At this time, the support of the nursing staff was crucial.

Emma Ogle, left, and Amy Spencer with, inset, Dr Gail Halliday offered tremendous support (Image: Newsquest) Teenage cancer patients at Newcastle are assigned their own nurse specialist, paid for by the Teenage Cancer Trust. Amy Spencer, Jack’s nurse, was a tower of strength. She visited Jack nearly every day with offers of help and advice. When he was feeling low, she was there to give him encouragement, when he had questions he could text her anytime day or night (and often did). For us, she was someone who could allay our fears; when the latest symptom presented itself she was on hand to reassure us that what was happening was entirely normal.

The Teenage Cancer Trust does so much to make life bearable for young people undergoing treatment. Patients get their own flat-screen television suspended above the bed, there are games consoles, a library of DVDs and software, Sky TV, classes in arts and crafts, computer animation and physical activities (for those who are up to it). The ward has its own common room, plus a games area with a pool table, a big-screen cinema for movie nights and musical instruments to play.

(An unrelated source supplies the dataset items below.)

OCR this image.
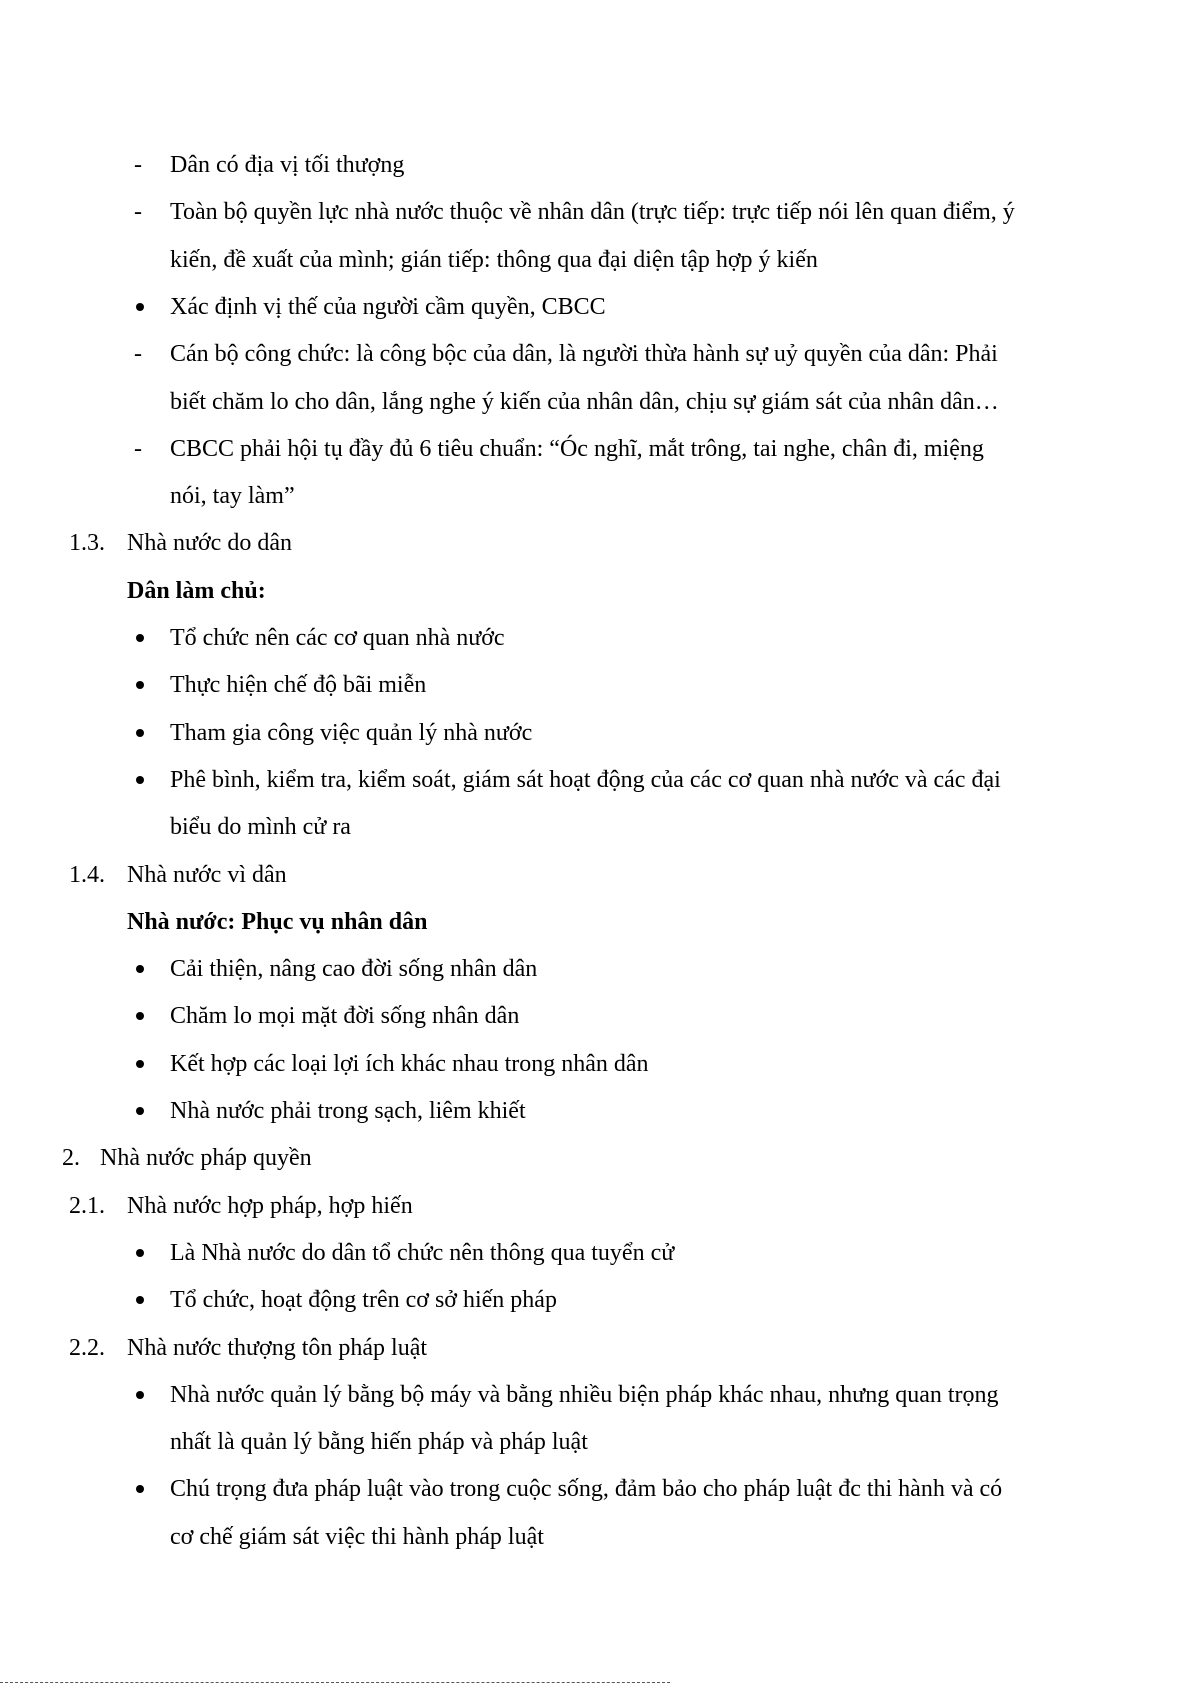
- Dân có địa vị tối thượng
- Toàn bộ quyền lực nhà nước thuộc về nhân dân (trực tiếp: trực tiếp nói lên quan điểm, ý
kiến, đề xuất của mình; gián tiếp: thông qua đại diện tập hợp ý kiến
Xác định vị thế của người cầm quyền, CBCC
- Cán bộ công chức: là công bộc của dân, là người thừa hành sự uỷ quyền của dân: Phải
biết chăm lo cho dân, lắng nghe ý kiến của nhân dân, chịu sự giám sát của nhân dân…
- CBCC phải hội tụ đầy đủ 6 tiêu chuẩn: “Óc nghĩ, mắt trông, tai nghe, chân đi, miệng
nói, tay làm”
1.3. Nhà nước do dân
Dân làm chủ:
Tổ chức nên các cơ quan nhà nước
Thực hiện chế độ bãi miễn
Tham gia công việc quản lý nhà nước
Phê bình, kiểm tra, kiểm soát, giám sát hoạt động của các cơ quan nhà nước và các đại
biểu do mình cử ra
1.4. Nhà nước vì dân
Nhà nước: Phục vụ nhân dân
Cải thiện, nâng cao đời sống nhân dân
Chăm lo mọi mặt đời sống nhân dân
Kết hợp các loại lợi ích khác nhau trong nhân dân
Nhà nước phải trong sạch, liêm khiết
2. Nhà nước pháp quyền
2.1. Nhà nước hợp pháp, hợp hiến
Là Nhà nước do dân tổ chức nên thông qua tuyển cử
Tổ chức, hoạt động trên cơ sở hiến pháp
2.2. Nhà nước thượng tôn pháp luật
Nhà nước quản lý bằng bộ máy và bằng nhiều biện pháp khác nhau, nhưng quan trọng
nhất là quản lý bằng hiến pháp và pháp luật
Chú trọng đưa pháp luật vào trong cuộc sống, đảm bảo cho pháp luật đc thi hành và có
cơ chế giám sát việc thi hành pháp luật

Emma Ogle, who works with Amy on the ward, arranged takeaways (pizzas and burgers a speciality, but nothing was off the menu) which became a boon when Jack’s appetite waned. Together with Amy, she organises events and trips (bowling, a movie and a meal) which give patients a chance to forget about the lousy hand fate has dealt them, for a while at least.

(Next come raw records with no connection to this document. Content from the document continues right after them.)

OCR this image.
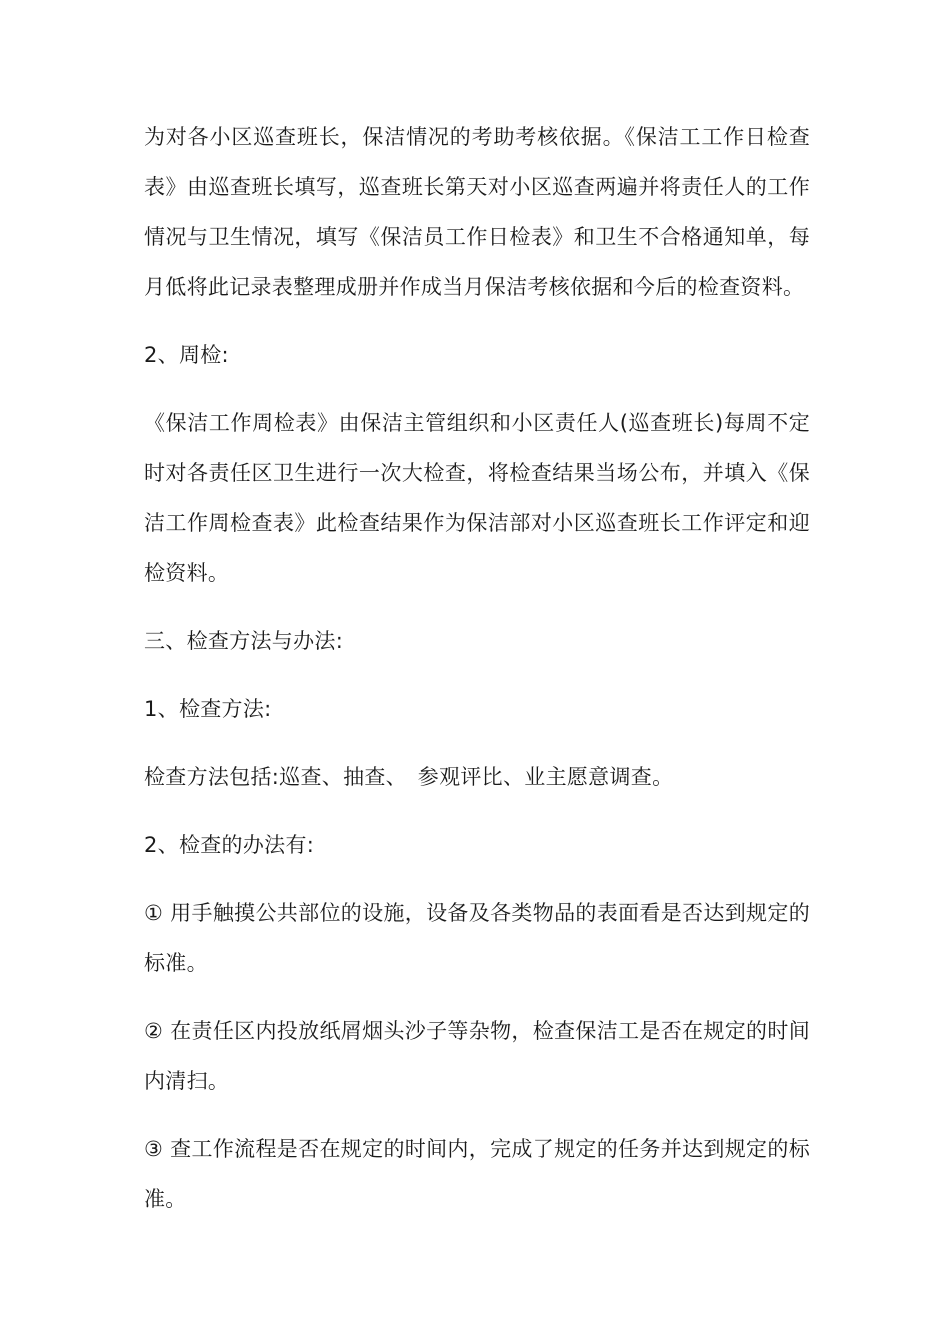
为对各小区巡查班长，保洁情况的考助考核依据。《保洁工工作日检查表》由巡查班长填写，巡查班长第天对小区巡查两遍并将责任人的工作情况与卫生情况，填写《保洁员工作日检表》和卫生不合格通知单，每月低将此记录表整理成册并作成当月保洁考核依据和今后的检查资料。

2、周检:

《保洁工作周检表》由保洁主管组织和小区责任人(巡查班长)每周不定时对各责任区卫生进行一次大检查，将检查结果当场公布，并填入《保洁工作周检查表》此检查结果作为保洁部对小区巡查班长工作评定和迎检资料。

三、检查方法与办法:

1、检查方法:

检查方法包括:巡查、抽查、　参观评比、业主愿意调查。

2、检查的办法有:

① 用手触摸公共部位的设施，设备及各类物品的表面看是否达到规定的标准。

② 在责任区内投放纸屑烟头沙子等杂物，检查保洁工是否在规定的时间内清扫。

③ 查工作流程是否在规定的时间内，完成了规定的任务并达到规定的标准。
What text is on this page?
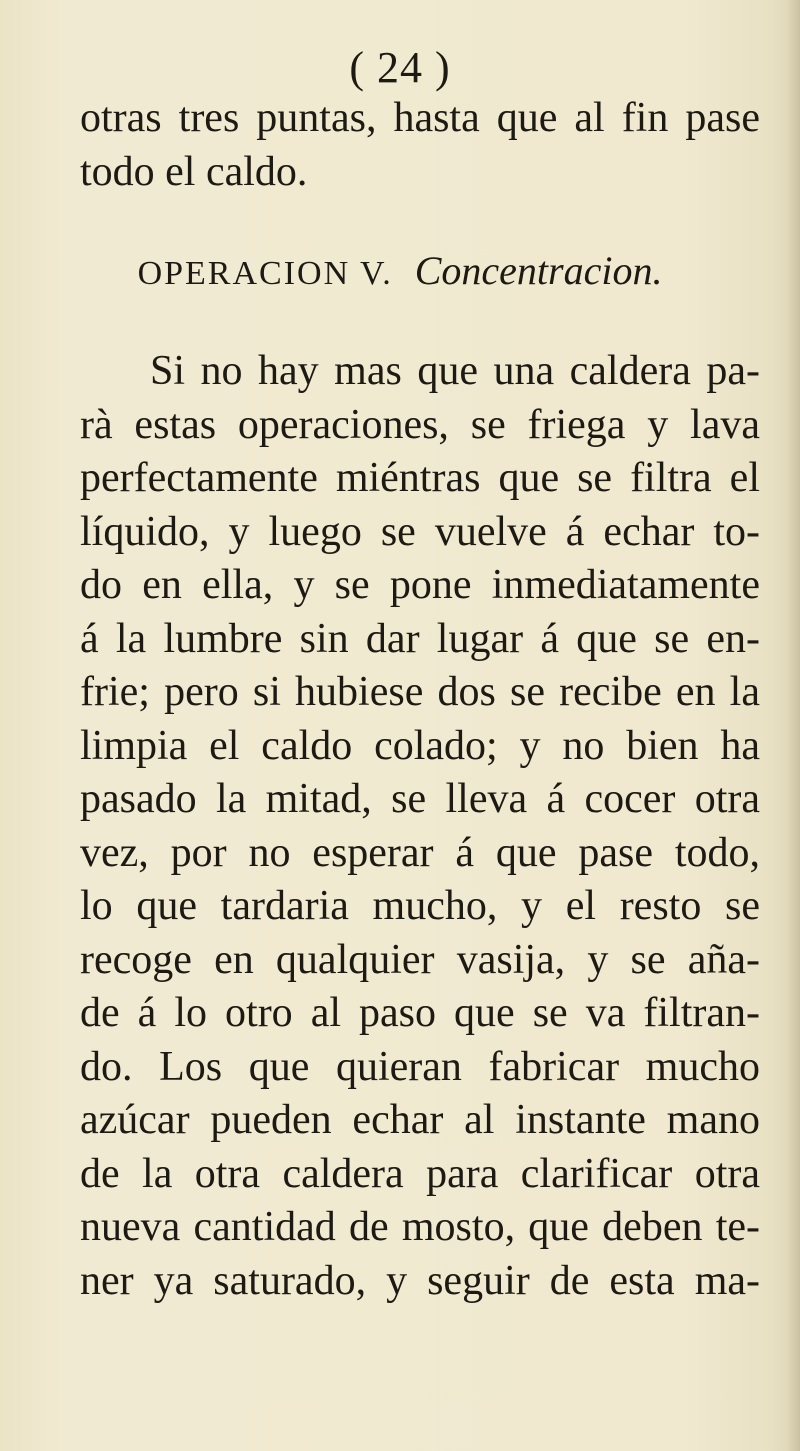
( 24 )
otras tres puntas, hasta que al fin pase
todo el caldo.
OPERACION V. Concentracion.
Si no hay mas que una caldera pa-
rà estas operaciones, se friega y lava
perfectamente miéntras que se filtra el
líquido, y luego se vuelve á echar to-
do en ella, y se pone inmediatamente
á la lumbre sin dar lugar á que se en-
frie; pero si hubiese dos se recibe en la
limpia el caldo colado; y no bien ha
pasado la mitad, se lleva á cocer otra
vez, por no esperar á que pase todo,
lo que tardaria mucho, y el resto se
recoge en qualquier vasija, y se aña-
de á lo otro al paso que se va filtran-
do. Los que quieran fabricar mucho
azúcar pueden echar al instante mano
de la otra caldera para clarificar otra
nueva cantidad de mosto, que deben te-
ner ya saturado, y seguir de esta ma-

All the staff – doctors, nurses, auxiliaries and cleaners – are unfailingly positive and helpful. By the time we finished, Jack’s oncologist, Gail Halliday, felt more like a friend of the family than his doctor. This really does make a huge difference.

As parents we were touched by the many small kindnesses shown to us by strangers; the visits by professional sportsmen and women, the volunteers who brought in boxes of presents on Christmas Eve, the music megastar who visited the ward and helped record a single to raise money for the Teenage Cancer Trust.

Because the Teenage Cancer Trust needs help.

(Image: Teenage Cancer Trust)

In a sector populated by some huge charities, it has to work extra hard to make itself heard. That’s why Newsquest has made the Teenage Cancer Trust its official charity partner for 2025 and I am sharing my experience in the hope it will help.

The Teenage Cancer Trust is the only charity in the UK funding specialised nursing care and support for young people with cancer. It has 28 specialist cancer units across the UK. It funds expert nurses, youth support coordinators and multidisciplinary team coordinators to provide the very best care and support for young people facing cancer.

Teenage Cancer Trust nurses and youth workers hold a young person’s hand from initial diagnosis through every step of their treatment, and for up to two years afterwards, so that they can recover and live life to the full.

If you would like to get involved find out more at: https://www.teenagecancertrust.org/get-involved/fundraise-us

I’m glad to say my son is now in remission. He still walks with a crutch, but his hair and health have returned and he is looking forward to going to university later this year. But he still speaks to Amy regularly and they meet up once a month.

We will never be able to repay our debt to the doctors and nurses who looked after Jack in his dark hours, but by sharing our story I hope you can find it in yourself to support the Teenage Cancer Trust.

Young people only get one chance to be a teenager – please don’t let cancer take it away.